Audit log cross-contamination under high write throughput: When audit log writes are batched for efficiency, a flush that combines records from multiple tenants into a single partition write can create a shared-key collision if the partition key logic has an off-by-one on the tenant ID path segment. This is a correctness bug that looks like a performance optimization. Every audit record must carry the tenant ID as a mandatory field, and batch writes must partition by tenant before flushing.
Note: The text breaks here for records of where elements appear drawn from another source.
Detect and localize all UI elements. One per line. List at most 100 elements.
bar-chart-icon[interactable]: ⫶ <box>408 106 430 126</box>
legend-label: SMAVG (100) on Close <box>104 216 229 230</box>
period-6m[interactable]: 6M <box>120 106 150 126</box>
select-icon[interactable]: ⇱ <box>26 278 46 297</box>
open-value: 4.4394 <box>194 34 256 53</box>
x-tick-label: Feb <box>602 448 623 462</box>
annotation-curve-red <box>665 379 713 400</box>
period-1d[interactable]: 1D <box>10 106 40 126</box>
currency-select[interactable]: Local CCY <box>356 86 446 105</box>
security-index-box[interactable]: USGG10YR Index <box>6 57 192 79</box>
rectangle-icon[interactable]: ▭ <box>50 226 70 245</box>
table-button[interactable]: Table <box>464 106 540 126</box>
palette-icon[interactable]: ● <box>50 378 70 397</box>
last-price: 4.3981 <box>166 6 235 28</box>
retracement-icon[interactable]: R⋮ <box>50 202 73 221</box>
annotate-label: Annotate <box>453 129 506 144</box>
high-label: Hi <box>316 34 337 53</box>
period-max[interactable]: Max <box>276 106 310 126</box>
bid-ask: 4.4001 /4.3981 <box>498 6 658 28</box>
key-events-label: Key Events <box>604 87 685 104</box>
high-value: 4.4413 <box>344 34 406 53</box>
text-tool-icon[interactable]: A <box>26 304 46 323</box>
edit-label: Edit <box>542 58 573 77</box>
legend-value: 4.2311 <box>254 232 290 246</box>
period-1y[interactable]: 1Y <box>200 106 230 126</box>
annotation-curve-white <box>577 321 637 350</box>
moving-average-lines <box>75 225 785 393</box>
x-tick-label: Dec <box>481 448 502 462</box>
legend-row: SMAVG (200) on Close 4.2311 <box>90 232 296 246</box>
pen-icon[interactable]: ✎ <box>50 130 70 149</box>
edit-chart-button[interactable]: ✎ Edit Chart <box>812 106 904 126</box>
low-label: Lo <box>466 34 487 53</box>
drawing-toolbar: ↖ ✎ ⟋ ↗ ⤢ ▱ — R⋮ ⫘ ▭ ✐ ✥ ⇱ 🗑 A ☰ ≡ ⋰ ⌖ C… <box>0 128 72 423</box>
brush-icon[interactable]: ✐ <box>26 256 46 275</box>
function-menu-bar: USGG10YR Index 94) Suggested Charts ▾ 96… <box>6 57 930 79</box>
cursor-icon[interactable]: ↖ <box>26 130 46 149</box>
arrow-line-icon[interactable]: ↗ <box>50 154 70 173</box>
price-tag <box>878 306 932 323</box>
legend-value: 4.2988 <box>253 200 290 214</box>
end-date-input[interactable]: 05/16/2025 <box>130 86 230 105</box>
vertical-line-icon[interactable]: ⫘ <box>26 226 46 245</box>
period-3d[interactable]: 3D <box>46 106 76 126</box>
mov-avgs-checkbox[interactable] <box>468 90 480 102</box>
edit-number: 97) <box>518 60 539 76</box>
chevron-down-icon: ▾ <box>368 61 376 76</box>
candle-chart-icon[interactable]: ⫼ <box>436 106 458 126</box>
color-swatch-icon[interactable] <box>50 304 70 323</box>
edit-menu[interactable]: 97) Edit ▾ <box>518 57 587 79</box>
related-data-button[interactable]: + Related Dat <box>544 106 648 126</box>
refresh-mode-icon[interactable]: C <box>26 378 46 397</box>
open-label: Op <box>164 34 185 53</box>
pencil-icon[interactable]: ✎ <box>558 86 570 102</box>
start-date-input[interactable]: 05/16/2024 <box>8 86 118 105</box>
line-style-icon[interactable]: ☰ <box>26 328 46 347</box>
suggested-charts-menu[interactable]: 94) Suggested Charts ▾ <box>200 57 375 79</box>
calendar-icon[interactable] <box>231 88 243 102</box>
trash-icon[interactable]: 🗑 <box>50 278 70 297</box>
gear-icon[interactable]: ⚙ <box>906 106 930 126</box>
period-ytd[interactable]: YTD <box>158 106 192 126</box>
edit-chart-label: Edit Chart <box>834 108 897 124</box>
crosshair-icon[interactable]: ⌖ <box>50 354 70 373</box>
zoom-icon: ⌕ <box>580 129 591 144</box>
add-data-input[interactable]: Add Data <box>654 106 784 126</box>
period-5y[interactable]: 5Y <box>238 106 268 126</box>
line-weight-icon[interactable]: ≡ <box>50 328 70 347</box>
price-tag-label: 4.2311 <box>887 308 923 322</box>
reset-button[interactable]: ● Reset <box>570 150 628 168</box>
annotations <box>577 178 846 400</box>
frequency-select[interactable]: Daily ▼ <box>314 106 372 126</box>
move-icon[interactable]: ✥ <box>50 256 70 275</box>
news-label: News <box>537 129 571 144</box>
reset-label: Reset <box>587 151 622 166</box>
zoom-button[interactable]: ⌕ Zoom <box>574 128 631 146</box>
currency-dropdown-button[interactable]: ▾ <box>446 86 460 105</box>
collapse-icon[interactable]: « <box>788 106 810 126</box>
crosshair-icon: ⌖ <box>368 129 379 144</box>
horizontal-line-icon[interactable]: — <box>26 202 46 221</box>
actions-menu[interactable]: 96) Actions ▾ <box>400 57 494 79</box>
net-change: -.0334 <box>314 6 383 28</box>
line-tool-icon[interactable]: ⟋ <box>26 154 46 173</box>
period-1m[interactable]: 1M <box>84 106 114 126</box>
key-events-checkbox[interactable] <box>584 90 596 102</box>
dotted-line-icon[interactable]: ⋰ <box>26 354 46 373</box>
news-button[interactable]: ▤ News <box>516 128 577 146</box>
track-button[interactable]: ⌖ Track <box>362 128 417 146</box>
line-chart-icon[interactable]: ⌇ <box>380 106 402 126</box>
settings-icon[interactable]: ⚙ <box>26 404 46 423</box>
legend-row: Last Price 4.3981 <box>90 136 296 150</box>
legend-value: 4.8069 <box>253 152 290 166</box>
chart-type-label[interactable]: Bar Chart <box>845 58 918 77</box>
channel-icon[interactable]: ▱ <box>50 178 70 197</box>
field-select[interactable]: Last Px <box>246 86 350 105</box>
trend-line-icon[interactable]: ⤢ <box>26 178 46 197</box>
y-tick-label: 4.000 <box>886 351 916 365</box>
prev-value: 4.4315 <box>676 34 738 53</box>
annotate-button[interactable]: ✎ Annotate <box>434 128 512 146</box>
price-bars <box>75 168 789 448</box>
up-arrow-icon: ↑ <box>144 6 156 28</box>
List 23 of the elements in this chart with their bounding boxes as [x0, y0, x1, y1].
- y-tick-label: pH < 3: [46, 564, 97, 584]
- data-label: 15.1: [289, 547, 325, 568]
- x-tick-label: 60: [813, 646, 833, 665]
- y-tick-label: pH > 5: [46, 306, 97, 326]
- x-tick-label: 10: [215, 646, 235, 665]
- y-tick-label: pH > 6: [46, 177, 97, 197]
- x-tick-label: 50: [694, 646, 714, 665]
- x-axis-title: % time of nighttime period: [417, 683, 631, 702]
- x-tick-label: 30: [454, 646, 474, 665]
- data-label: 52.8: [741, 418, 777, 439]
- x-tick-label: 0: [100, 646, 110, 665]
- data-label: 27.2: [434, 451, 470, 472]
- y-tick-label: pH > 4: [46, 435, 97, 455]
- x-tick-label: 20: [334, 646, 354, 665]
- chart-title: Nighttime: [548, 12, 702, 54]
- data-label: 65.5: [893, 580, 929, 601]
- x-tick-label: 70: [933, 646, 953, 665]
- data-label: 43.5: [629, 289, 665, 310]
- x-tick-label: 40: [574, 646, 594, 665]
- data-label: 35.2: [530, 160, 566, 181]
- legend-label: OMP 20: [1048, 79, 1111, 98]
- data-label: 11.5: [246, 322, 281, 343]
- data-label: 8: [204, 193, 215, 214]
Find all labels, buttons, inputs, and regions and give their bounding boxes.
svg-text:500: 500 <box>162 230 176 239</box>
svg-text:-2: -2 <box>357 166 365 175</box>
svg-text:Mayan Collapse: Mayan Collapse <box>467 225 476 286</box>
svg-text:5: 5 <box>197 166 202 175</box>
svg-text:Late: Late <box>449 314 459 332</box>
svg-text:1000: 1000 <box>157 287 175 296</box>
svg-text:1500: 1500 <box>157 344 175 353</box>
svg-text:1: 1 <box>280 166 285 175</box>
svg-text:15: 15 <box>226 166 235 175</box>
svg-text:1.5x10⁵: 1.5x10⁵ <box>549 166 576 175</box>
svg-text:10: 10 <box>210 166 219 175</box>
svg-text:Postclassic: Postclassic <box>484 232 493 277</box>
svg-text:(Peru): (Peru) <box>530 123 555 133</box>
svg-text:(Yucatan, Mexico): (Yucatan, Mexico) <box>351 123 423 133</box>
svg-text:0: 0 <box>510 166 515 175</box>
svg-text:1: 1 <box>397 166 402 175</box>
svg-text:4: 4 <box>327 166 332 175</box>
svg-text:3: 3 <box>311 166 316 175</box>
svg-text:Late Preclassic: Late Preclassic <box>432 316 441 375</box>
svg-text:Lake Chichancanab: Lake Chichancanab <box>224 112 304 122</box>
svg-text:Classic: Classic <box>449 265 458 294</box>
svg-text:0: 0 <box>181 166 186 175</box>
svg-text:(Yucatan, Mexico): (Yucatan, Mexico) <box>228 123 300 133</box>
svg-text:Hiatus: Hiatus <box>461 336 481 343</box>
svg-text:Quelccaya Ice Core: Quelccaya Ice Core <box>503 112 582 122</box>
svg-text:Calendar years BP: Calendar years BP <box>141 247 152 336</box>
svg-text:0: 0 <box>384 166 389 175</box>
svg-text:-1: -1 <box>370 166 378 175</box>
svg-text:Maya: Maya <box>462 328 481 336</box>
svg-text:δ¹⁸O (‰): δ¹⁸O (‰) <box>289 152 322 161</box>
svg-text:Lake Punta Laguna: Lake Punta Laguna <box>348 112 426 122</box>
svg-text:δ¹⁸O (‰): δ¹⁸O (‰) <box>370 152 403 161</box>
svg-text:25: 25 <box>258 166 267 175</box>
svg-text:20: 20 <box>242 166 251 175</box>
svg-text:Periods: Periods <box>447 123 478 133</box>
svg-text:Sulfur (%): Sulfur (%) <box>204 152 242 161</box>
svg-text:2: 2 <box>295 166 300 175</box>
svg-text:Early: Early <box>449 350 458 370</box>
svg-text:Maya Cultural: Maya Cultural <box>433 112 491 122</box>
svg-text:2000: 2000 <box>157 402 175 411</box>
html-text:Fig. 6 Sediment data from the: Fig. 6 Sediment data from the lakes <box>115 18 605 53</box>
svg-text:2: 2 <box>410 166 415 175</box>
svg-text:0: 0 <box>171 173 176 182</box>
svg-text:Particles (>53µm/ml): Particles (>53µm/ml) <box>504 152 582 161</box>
KV cache prefix sharing across tenants: vLLM's KV cache prefix sharing allows multiple requests with the same prefix (e.g., a shared system prompt) to reuse cached key-value computation, reducing TTFT significantly. In a multi-tenant deployment, this optimization must be scoped per-tenant — it's not safe to share KV cache entries across tenant boundaries even if the system prompts are identical, because the cache may contain document context from a previous tenant's RAG retrieval that gets incorrectly surfaced in a subsequent request.
Putting it together: Kamiwaza's tenant configuration model
The three patterns above — model allowlist, audit bucket isolation, and rate limit guardrails — are implemented as first-class constructs in Kamiwaza's tenant registry. A new tenant is provisioned by creating a tenant record in the gateway config:
curl -X POST https://api.kamiwazaai.org/v1/tenants \
-H "Authorization: Bearer $ADMIN_API_KEY" \
-H "Content-Type: application/json" \
-d '{
"tenant_id": "acme-corp",
"plan": "enterprise",
"model_allowlist": ["anthropic-claude-3-haiku", "bedrock-llama-3-70b"],
"rate_limits": { "rpm": 500, "tpm": 500000, "concurrent": 50 },
"audit_destination": { "type": "managed", "retention_days": 365 },
"data_class_policy": "pii-restricted"
}'
The tenant receives an API key scoped to their configuration. Their application developers use this key and never need to know which model they're routing to — the gateway handles model selection within the tenant's allowlist based on the routing policy's cost and latency optimization rules.
What this means operationally: adding a new enterprise customer to the platform is a gateway configuration change, not an infrastructure provisioning operation. You don't spin up a new gateway instance, you don't add a new deployment pipeline. You add a tenant record, issue an API key, and the isolation guarantees are live within the next configuration sync cycle.